Tymczasem Zorak ląduje na kwiatku, który próbuje go połknąć. Kiedy walczy, głos każe mu się zrelaksować i poczekać na noc. Odnajduje źródło głosu jako kraan , Xikchaka. Logika Xikchaki polega na tym, że kiedy płatki się zamykają, obaj mogą je następnie zniszczyć (Xikchaka swoimi żuchwami i pazurami, Zorak ciągnąc je u podstawy) - co Zorak akceptuje, pozwalając dwóm uciec w nocy. Gdy Zorak próbuje później rozstać się z Xikchaką, horda tego ostatniego chwyta go i zniewala, zmuszając go do produkcji broni (mieczy, włóczni, łuków…) specjalnie zmodyfikowanej dla kraana stosowanie. Dowiaduje się od Xargo, głównego kowala (jeńca), że jest to spowodowane planami władcy hordy, Rkkith, by najechać i zniszczyć jedno z miast wierzchołków drzew, Phaolon - plan włożony w umysł Rkkith przez zdradzieckiego, dziwnego ludzki jeniec. Zdradziecki jeniec towarzyszy kiedyś Rkkithowi podczas inspekcji produkcji broni - i zostaje rozpoznany przez Zoraka jako Delgan (bez zaskoczenia). W końcu, gdy horda zbliża się do Phaolonu, znajdują dziwną strukturę, a grupa kraanów dowodzona przez Xikchakę (z Zorakiem jako niewolnikiem) zostaje wysłana w celu zbadania.
Quoron w końcu chwali się Niamh, że udoskonalił technikę, dzięki której jego mózg przetrwa - i wyszkolił numer dziewięć do wykonania operacji, ponieważ można ją wykonać znacznie szybciej dzięki wielu ramionom. Następnie przykuwa Niamh łańcuchami i zmusza ją do oglądania operacji, uśmiechając się, gdy jego głowa w końcu zostaje odłączona od tułowia - tylko po to, by zareagować z przerażeniem, gdy Numer Dziewiątka dźga go w mózg (i na śmierć). Następnie Number Nine niszczy laboratorium, wyprowadzając WaWę (głowę, która wydała ten dźwięk, tak nazwaną przez Quorona) z nieszczęścia. kraan _ Grupa w międzyczasie weszła do wieży, z wyjątkiem Xikchaki i dwóch pilnujących Zoraka. Zostają natychmiast zabici przez numer dziewięć, ale nie wcześniej niż poważnie poturbują olbrzyma szczękami i pazurami. Na zewnątrz przybył Zarqa; kiedy jeden z kraanów strażnicy próbują go dźgnąć (zmodyfikowaną włócznią), Zarqa chwyta broń i rzuca nią w ciało owada - pozwalając Zorakowi złamać kark drugiemu. Zarqa następnie mówi mu, że muszą się pospieszyć, ponieważ wyczuł promieniowanie umysłu Niamh z pobliskiej wieży zbudowanej przez Kalooda. Kiedy wchodzą do wieży, zastają zniszczone laboratorium - i żadnej Niamh (chociaż widzą zerwane łańcuchy, które ją trzymały, i wiedzą, że wciąż żyje). Zorak odzyskuje swój łuk i kołczan, po czym obaj wyruszają na dalsze poszukiwania.
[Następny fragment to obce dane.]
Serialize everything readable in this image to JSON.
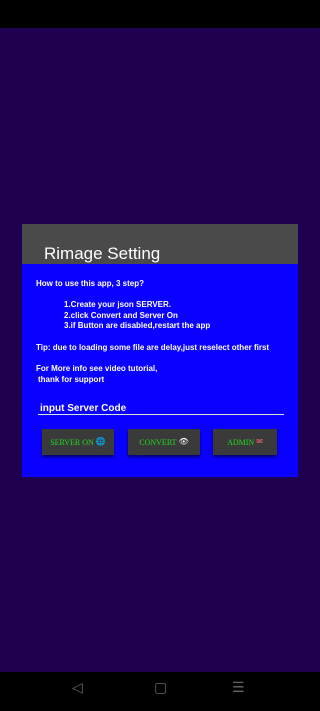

Xikchaka uwolnił Niamh z łańcuchów swoimi żuchwami i pazurami - i każe jej powiedzieć Zorakowi, że przynajmniej jeden kraan (Xikchaka) rozumie teraz znaczenie słowa „przyjaźń”, a także ostrzega ją, że kraan zbliża się do Phaolonu. Niamh następnie znajduje rurowy statek i pilotuje go.
W międzyczasie amazonki odkrywają skrytkę podróżniczą Karna i uderzają w nią z dzikim entuzjazmem, upijając się przy tym. Następnie Varda zmusza Karna do leżenia w jej łóżku - i zostaje ostrzeżona przez niego, że inny patrzy. Iona, obserwatorka, następnie idzie po inne dziewczyny, by zebrały się (i zabiły) Karna i Vardę. Karn zabiera Vardę na podniebne sanie i pilotuje je. Varda następnie prosi Karna, aby ją pocałował; obaj są następnie zaskoczeni krzykiem, tak jak widział ich Niamh, pozostawiając przygnębionego Karna.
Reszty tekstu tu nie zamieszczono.